Is Cryptocurrency More Than a Hedge Against Currency Inflation
By Jamie Green – Cryptocurrency Broker
During times of global economic downturn, Governments print and circulate money. It triggers inflation and encourages investors to seek long-term, stable investments with their capital. This has often been gold but in recent years, another long-term store of value for many is a Bitcoin investment instead.
Numerous explanations include the failure of the US Federal Reserve. The US dollar has lost 5% of its value and according to analysts at Goldman, the currency is expected to lose up to another 20% in the coming years. Bitcoin investing is also considered by many shareholders as a hedge against deflationary scenarios.
Traditional Market Deflation and Inflation Vs. Cryptocurrency
Crypto investors must always acknowledge the macro-level factors that drive our economy. Inflation is just one of these and it is important to have a grasp of its meaning to understand its effects on the digital asset market.
Inflation is regularly the outcome of an upsurge in money supply. Deflation is the opposite, where prices fall as currency grows in value dependent on new goods, services and innovation.
The Virus Pandemic
The pandemic has resulted in immensely inflationary fiat policy and explosive growth of money supply while costs in key sectors such as food and services continue to climb due to supply difficulties caused by lockdowns.

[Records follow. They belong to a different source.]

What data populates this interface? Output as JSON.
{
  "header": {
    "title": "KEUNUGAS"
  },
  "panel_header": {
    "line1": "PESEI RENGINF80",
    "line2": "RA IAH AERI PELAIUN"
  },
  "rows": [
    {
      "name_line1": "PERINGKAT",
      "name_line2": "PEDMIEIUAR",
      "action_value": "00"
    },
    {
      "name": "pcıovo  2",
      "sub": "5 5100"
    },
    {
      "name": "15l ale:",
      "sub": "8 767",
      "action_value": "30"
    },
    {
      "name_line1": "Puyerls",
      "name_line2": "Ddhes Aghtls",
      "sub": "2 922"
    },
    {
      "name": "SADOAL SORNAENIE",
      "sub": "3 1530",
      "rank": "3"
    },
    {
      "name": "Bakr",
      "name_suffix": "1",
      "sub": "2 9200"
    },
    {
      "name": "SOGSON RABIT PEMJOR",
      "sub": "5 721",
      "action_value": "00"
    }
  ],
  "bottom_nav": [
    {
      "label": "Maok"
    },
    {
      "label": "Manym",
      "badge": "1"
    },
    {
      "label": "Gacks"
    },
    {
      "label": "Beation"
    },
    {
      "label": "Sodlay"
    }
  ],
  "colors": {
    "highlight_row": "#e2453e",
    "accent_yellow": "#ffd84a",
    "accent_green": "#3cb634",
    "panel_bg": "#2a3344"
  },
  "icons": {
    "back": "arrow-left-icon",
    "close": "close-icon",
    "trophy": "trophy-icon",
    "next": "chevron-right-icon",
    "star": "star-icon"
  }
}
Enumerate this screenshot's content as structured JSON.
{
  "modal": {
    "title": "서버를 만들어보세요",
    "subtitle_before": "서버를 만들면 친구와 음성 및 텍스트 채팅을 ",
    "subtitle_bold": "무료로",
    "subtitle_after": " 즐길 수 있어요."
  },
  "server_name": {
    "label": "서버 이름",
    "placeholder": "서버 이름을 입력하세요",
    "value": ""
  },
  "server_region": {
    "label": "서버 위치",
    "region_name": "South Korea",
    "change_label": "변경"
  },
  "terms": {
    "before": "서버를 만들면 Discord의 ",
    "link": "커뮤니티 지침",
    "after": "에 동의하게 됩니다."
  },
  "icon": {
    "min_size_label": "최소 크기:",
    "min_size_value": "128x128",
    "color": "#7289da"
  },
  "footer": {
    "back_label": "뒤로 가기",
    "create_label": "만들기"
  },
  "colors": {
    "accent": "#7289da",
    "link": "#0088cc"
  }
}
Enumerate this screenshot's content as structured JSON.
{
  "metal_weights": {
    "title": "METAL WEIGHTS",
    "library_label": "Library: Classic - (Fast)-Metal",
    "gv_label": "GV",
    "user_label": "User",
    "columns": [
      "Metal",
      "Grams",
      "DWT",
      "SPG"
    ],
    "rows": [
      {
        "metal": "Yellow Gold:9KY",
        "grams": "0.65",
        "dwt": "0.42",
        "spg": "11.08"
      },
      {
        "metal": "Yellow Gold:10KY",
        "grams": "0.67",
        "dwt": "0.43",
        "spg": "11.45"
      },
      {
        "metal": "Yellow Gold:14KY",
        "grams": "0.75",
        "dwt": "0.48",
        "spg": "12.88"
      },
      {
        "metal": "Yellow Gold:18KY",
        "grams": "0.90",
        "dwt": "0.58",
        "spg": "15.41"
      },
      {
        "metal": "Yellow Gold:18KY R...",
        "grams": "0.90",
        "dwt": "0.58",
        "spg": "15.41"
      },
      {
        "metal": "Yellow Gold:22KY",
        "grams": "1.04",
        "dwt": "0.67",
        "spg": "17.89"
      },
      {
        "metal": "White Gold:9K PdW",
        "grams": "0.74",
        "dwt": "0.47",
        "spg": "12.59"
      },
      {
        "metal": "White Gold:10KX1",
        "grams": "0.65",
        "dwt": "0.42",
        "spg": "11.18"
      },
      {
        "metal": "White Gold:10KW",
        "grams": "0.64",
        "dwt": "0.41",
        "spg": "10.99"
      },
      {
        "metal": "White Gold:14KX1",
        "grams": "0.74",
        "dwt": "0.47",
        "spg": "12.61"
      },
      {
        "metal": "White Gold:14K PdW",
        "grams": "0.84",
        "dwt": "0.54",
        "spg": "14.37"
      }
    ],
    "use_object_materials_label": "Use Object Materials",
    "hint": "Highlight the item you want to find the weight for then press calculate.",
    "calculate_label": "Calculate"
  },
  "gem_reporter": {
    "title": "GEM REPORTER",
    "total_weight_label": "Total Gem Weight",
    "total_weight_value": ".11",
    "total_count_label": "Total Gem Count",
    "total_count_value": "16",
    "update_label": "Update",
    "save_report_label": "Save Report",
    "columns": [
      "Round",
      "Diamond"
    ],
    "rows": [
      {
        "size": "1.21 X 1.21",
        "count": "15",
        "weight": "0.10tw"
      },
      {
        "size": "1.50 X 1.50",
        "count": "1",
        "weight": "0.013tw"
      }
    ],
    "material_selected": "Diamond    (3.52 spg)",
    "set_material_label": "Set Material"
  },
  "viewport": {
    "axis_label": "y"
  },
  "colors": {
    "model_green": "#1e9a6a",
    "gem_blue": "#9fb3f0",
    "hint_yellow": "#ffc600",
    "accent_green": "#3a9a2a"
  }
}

Some see this as the obvious cause for the gold market thriving and for institutional investors.
Digital Assets and Deflation
Most claim that the limited supply of some forms of cryptocurrency is what can act as a hedge against inflation. The Bitcoin protocol is built so that there should be fewer coins in circulation than the demand for them. In a time of lessened confidence in governments, the fact that cryptocurrency trading allows participants to reduce their contact has also encouraged more people to buy Bitcoin.